Calculates the plane coefficients from three points in space.

Parameters:

a (numpy.ndarray): First point with shape (3,).

b (numpy.ndarray): Second point with shape (3,).

c (numpy.ndarray): Third point with shape (3,).

Returns:

numpy.ndarray: An array containing the plane coefficients with shape (4,).

Example:

>>> # Sample points in space
>>> a = np.array([0, 0, 0])
>>> b = np.array([1, 0, 0])
>>> c = np.array([0, 1, 0])
>>> # Calculate plane coefficients
>>> plane_coefficients = points_2_plane(a, b, c)
>>> print(plane_coefficients)

macrodensity.utils.vector_2_abscissa(vector: list, magnitude: float, dx: float, dy: float, dz: float) → ndarray

Convert a 3D vector to an array of abscissa values.

Parameters:

vector (list): 3D vector represented as (x, y, z).

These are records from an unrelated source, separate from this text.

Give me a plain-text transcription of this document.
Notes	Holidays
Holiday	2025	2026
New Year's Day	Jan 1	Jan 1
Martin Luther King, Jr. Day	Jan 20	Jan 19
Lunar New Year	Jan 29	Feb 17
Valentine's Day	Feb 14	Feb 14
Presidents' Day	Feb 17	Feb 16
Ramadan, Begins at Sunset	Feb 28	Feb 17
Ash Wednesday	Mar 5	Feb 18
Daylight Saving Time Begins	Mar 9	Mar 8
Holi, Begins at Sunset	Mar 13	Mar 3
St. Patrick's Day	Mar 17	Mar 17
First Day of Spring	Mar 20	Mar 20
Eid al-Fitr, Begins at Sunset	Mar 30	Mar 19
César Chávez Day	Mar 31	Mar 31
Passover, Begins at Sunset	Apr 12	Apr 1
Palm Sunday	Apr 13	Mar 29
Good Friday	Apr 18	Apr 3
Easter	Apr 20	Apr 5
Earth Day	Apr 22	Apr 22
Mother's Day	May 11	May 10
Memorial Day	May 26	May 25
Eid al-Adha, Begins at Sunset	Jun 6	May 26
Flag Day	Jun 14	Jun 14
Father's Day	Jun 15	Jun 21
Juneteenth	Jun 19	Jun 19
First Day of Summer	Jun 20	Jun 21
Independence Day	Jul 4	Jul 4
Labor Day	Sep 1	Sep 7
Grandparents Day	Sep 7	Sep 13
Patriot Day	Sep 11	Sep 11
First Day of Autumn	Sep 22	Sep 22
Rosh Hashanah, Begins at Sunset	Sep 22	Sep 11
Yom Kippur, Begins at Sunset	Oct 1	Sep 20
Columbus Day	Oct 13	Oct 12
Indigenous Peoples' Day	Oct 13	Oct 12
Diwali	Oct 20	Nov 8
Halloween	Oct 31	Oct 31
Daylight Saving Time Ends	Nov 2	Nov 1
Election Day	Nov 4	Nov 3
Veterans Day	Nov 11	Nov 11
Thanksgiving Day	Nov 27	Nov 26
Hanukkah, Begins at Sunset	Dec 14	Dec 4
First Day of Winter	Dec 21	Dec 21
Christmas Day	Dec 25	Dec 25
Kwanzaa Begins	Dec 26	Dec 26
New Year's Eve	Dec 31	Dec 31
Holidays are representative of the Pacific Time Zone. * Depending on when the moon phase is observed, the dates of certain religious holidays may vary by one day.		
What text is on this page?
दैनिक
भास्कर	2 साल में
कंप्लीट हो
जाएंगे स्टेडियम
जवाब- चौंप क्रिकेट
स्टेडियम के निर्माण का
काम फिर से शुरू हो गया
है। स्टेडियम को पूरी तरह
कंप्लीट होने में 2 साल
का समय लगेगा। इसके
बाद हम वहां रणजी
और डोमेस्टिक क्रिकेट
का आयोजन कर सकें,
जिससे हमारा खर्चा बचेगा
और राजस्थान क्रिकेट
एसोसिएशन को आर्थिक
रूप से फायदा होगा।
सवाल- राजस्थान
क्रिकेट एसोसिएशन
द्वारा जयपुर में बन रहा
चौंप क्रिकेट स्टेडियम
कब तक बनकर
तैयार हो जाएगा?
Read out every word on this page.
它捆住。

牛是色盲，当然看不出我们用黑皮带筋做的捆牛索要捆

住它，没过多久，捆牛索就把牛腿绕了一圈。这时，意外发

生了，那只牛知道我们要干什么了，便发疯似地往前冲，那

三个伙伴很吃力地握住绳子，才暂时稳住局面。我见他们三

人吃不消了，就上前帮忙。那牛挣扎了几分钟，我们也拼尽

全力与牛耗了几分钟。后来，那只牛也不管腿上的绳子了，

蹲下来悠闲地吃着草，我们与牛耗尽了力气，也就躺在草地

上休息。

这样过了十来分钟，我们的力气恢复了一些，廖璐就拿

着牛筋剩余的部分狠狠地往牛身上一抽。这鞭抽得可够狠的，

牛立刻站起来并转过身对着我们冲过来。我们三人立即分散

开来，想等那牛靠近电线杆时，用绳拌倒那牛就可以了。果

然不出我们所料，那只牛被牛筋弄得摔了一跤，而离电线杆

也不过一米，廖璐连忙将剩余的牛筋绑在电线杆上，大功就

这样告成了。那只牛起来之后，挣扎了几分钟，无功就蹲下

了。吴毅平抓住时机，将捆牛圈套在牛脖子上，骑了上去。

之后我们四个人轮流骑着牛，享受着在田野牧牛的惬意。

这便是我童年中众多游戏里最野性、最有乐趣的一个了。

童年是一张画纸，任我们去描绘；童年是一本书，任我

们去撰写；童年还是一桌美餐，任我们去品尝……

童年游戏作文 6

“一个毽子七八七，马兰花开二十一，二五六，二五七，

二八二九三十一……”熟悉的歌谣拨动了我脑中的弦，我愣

magnitude (float): Magnitude of the vector.

dx (float): Spacing along the x-axis.

dy (float): Spacing along the y-axis.

dz (float): Spacing along the z-axis.

Returns:

np.ndarray: 1D array containing abscissa values based on the vector and spacing.

Example:

>>> vector = (1, 2, 3)
>>> magnitude = 5.0
>>> dx, dy, dz = 0.1, 0.2, 0.3
>>> abscissa_array = vector_2_abscissa(vector, magnitude, dx, dy, dz)
>>> print("Abscissa Array:")
>>> print(abscissa_array)